The thought of going through it all again was terrible. But no two things are the same and just like this pregnancy, this miscarriage was not simple. Medical management didn’t work and after a midnight A & E trip for excessive bleeding, followed by a swift exit as I completely changed my mind about needing the help of what felt like an understaffed, over run and unsafe place to be, I had an MVA procedure the following week. This is where they hoover out your womb to ensure all remnants of the pregnancy are gone.
It did the trick. I was no longer pregnant, no longer bleeding.
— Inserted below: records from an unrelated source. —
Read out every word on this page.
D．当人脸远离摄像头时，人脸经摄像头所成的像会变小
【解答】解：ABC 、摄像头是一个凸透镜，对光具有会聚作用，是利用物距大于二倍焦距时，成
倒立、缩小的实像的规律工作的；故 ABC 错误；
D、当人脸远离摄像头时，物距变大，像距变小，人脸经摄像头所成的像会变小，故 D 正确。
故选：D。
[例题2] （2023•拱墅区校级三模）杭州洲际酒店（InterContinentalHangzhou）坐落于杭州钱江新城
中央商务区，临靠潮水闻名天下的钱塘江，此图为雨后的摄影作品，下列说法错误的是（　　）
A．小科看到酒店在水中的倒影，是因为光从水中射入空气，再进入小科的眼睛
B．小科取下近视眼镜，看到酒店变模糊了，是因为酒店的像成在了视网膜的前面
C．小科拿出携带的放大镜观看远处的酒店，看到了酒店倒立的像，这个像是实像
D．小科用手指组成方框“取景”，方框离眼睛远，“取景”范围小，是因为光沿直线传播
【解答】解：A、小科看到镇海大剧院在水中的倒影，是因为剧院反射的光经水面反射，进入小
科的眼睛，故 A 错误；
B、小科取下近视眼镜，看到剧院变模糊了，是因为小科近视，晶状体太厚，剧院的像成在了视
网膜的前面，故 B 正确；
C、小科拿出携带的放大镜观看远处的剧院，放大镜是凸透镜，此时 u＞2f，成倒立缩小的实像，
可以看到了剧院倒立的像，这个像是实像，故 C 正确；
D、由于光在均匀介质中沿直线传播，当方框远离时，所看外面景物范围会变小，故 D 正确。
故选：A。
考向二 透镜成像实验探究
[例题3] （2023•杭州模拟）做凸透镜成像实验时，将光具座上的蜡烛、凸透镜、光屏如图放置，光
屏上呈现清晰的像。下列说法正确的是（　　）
But I was and am, still grieving my first loss, 9 months to the day prior. And of course, my second loss, the indescribable pain of losing my mum. Then my 3rd and 4th loss; twins. And now, the final and perhaps most intangible and ambiguous loss of them all – the loss a life I had imagined for myself for so long - the life of being a mother. At almost 45, I am no longer TTC but TTL; Trying to Live. That is where I am now; trying to accept and embrace a child free life whilst processing enormous losses, all of which happened in the space of 10 months amidst a global pandemic. It is period of time which will never leave me.